As you can probably tell, this decision was made after lots of thinking, planning, and scrapping everything and starting over. While deciding my major, I thought about what was realistic for me (I got rid of engineering pretty quickly once I realized I would have to double up on labs my freshman year), what I wanted to spend my time doing (not super interested in only learning about the past), what could give me a stable, interesting, and relatively lucrative job if I didn't get into med school, and what would be the best use of my time ("best" being things that I couldn't learn on my own, things I wouldn't have the chance to learn post-college, and things that gave more tangible results).
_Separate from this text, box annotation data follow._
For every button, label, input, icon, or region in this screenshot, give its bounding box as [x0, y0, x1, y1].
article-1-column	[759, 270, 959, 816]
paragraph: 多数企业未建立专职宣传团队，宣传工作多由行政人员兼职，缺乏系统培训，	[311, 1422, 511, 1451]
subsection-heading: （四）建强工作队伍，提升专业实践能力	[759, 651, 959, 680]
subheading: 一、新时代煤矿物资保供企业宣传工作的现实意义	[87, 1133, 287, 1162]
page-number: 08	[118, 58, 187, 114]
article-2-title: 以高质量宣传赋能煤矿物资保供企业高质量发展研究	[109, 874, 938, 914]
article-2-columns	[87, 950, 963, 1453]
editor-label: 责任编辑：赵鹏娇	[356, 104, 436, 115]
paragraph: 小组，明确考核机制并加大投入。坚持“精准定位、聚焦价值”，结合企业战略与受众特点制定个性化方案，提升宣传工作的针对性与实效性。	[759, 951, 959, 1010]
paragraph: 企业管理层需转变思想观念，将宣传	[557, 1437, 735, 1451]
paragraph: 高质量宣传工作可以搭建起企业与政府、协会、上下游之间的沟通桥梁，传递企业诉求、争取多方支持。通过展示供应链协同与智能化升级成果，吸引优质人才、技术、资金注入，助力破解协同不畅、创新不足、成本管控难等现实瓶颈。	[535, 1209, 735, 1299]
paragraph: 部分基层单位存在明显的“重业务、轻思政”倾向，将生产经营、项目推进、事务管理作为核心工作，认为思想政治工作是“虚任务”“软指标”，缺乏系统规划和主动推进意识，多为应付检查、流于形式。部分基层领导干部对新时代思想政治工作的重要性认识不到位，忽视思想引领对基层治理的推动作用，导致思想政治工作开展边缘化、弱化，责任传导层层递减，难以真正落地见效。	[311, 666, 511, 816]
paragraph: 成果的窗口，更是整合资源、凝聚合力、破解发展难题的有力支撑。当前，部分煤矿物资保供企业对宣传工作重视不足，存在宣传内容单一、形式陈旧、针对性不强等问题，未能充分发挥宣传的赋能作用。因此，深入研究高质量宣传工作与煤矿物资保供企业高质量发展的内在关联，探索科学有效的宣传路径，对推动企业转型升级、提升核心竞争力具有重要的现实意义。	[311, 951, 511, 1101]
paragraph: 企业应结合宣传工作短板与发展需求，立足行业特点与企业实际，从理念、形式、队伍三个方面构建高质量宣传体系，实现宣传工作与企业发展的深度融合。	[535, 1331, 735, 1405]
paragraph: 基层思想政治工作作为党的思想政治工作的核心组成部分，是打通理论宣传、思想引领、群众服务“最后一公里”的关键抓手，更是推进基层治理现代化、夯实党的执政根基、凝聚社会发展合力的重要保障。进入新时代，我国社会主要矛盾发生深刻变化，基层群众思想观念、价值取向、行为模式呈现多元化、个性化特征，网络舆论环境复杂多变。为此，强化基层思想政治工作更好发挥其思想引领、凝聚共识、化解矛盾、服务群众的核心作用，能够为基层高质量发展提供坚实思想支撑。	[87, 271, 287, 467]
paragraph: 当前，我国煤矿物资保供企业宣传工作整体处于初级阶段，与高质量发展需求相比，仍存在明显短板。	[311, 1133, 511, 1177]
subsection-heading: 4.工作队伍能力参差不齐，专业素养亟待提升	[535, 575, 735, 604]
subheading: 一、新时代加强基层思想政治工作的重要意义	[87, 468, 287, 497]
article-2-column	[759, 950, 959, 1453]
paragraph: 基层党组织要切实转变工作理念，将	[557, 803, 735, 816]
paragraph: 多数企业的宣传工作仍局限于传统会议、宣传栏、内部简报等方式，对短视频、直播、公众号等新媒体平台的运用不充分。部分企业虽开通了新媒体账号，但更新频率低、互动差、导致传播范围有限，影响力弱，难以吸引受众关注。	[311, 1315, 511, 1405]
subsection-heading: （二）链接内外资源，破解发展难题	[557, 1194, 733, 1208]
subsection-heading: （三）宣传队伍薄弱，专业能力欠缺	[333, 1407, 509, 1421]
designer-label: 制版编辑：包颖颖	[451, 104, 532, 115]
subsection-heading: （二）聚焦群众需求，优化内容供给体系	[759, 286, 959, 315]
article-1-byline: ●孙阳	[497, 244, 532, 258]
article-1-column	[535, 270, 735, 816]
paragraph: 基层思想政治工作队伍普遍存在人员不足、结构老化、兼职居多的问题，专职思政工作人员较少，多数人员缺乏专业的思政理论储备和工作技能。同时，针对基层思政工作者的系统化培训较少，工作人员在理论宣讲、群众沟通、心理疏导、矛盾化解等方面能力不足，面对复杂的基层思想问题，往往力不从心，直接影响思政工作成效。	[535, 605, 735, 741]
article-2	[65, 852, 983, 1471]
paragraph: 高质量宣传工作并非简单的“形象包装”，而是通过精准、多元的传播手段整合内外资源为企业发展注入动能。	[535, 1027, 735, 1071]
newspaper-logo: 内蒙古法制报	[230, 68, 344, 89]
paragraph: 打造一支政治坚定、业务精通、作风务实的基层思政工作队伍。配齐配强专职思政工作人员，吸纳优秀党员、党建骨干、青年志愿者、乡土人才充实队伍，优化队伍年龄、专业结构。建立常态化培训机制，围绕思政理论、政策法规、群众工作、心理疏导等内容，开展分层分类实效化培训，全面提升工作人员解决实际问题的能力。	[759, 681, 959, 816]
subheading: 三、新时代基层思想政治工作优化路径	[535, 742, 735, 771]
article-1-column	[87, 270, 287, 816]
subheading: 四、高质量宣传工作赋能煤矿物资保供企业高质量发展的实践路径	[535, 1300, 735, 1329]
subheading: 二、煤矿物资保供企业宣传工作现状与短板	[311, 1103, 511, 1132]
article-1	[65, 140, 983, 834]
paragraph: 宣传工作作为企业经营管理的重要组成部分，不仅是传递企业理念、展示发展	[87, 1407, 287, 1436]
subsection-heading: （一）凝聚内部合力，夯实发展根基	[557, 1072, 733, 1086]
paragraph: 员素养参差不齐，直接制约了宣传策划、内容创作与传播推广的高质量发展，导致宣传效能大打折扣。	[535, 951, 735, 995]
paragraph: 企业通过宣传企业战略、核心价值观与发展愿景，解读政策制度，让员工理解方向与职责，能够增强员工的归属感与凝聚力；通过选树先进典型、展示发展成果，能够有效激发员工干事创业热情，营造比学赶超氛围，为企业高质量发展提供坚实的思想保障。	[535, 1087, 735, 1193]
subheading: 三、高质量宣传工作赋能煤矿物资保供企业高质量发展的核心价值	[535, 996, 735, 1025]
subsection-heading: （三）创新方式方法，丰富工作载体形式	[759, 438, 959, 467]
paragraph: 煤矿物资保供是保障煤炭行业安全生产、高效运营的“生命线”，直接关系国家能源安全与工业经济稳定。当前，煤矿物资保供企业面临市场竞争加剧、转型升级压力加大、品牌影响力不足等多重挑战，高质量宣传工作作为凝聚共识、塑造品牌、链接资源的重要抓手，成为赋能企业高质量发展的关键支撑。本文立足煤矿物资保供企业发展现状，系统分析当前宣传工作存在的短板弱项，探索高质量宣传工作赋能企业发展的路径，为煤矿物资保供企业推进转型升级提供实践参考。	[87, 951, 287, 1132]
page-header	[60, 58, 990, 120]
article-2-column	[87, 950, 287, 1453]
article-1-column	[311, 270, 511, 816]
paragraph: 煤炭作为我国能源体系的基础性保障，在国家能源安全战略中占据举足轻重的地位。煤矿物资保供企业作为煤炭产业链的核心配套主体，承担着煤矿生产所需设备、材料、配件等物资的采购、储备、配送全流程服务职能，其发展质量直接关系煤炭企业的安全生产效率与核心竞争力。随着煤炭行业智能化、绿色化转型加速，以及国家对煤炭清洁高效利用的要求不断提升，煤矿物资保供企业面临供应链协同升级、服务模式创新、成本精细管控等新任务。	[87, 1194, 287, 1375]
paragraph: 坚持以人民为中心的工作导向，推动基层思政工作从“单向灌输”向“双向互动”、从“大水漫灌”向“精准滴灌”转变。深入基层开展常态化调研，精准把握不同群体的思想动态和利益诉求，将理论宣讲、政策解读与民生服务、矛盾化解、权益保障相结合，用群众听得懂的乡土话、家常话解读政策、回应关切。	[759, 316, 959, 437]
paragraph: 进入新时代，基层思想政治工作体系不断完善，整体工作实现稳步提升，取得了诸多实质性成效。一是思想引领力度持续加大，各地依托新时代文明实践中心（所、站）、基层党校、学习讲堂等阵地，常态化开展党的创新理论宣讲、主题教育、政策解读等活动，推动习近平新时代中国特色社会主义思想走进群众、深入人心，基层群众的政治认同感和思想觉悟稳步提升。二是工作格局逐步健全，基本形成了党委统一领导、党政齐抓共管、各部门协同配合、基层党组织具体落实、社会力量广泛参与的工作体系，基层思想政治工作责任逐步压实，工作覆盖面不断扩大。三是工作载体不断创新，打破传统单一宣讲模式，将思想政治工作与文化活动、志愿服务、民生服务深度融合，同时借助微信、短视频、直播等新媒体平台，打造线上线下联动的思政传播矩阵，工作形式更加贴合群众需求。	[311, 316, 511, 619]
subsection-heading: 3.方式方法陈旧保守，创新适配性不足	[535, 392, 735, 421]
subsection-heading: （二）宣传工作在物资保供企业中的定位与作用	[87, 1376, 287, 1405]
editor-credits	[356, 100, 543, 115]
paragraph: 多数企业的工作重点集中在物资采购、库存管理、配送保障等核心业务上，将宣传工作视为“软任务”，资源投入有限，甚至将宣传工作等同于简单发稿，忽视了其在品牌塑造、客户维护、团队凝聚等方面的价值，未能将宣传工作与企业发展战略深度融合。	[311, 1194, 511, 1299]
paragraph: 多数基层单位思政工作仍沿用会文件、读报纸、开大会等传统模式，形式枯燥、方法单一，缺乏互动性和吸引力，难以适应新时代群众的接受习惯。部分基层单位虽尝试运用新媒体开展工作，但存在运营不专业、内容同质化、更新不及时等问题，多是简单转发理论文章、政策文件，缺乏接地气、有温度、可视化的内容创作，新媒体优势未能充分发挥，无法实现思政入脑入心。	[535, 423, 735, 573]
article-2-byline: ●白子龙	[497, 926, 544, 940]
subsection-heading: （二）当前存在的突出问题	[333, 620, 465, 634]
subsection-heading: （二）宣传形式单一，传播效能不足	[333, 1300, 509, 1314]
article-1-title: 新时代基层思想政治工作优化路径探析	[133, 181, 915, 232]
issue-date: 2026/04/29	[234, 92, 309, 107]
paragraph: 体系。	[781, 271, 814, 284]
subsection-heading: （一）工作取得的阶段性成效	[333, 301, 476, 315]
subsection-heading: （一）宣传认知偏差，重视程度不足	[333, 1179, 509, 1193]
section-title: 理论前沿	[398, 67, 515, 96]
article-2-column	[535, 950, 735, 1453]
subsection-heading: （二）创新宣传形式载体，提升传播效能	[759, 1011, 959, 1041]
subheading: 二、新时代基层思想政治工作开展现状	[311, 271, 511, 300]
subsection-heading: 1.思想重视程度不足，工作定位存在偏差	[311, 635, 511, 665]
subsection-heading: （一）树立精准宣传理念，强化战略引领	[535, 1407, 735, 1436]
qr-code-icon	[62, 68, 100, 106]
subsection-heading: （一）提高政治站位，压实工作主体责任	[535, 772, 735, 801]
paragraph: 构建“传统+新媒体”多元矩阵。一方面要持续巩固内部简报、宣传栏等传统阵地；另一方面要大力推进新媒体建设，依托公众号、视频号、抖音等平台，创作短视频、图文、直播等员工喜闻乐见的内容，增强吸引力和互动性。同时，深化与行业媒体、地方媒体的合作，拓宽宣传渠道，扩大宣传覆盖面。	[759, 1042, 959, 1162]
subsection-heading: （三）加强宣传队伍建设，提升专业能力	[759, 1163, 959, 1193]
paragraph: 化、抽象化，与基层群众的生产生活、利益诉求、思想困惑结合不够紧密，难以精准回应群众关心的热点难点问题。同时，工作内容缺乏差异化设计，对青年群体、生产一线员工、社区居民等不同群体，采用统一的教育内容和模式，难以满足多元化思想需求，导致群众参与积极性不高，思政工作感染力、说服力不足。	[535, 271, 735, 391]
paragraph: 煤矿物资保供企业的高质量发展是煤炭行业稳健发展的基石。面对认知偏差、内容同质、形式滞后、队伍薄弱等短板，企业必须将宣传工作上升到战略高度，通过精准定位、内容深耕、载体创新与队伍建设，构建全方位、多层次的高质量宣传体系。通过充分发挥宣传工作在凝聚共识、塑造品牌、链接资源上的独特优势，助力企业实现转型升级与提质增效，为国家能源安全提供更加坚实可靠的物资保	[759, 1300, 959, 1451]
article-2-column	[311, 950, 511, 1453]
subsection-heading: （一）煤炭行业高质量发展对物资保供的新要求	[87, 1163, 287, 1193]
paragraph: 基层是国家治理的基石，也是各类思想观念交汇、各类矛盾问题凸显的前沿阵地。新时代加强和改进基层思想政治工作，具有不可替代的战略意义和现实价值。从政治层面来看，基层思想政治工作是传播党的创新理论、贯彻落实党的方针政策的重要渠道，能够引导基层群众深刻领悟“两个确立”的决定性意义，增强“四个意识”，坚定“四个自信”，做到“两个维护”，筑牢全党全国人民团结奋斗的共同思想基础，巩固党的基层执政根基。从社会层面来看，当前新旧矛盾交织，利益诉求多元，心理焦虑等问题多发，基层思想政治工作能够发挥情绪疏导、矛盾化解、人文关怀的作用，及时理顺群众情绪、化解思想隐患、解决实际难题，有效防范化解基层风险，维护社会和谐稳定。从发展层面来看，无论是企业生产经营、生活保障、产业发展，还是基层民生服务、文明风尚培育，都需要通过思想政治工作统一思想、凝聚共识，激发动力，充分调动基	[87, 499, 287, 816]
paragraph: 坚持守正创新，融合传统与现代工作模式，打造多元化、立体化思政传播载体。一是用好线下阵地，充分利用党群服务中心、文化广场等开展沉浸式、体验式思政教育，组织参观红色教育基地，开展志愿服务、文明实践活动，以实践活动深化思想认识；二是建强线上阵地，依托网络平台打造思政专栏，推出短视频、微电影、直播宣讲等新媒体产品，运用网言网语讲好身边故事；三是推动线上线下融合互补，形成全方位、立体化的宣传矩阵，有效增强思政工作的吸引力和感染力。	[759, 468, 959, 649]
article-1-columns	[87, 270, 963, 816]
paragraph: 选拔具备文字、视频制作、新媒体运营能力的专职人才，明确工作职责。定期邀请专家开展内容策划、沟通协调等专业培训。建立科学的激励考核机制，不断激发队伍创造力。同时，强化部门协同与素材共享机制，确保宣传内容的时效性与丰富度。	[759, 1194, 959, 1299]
I had about 20 possible majors when I arrived on campus and narrowed it down little-by-little. I spent too many hours over winter break, too many hours in the summer before getting to Dartmouth, and even more time while choosing classes thinking about my major and its implications. It was especially difficult for me because I had been such a "jack-of-all-trades" in high school and felt like I was closing a door/possible future each time I ticked potential majors off. I always knew that I was pre-med, which gave a little leeway into my decision making-process since I knew that I wouldn't necessarily have to lean on my degree the way others might. Also, I took comfort in the fact that majors don't define your life and you can still study the things you love on your own!
Though it can be frustrating when you don't know what you want to study as an incoming freshman, my piece of advice would be to not think about it too much in advance! I spent hours agonizing over course plans, possible major combinations, and possible pros/cons of each, but found that you will fall into your majors and courses pretty naturally once you have a better feel of Dartmouth and your place in it. Majors are a unique combination of what you love/enjoy studying, what is practical, and what can give you a good future. You will find this balance the more time you spend at school and in the world as an "adult" post-high school. There's lots of help on-campus, and you can start with your advisor, your dean, or even faculty members and upperclassmen.
And what started off as musing about my freshman year has turned into an advice session for prospies! A lot of things I do actually turn out like that, funnily enough. My academic journey is nowhere set in stone and I am constantly thinking about abandoning everything and just doing a classics major and learning Greek, or taking up acting and studying theater. I'm taking life day-by-day and learning to take things as they come, without constant over-worrying. If something changes tomorrow and another major catches my eye, I'm still early enough in the process to choose that one instead!
Except for econ and investment banking, obviously. I'm no snake.
(That was sarcasm!! I have lots of friends who are econ majors and whom I love!)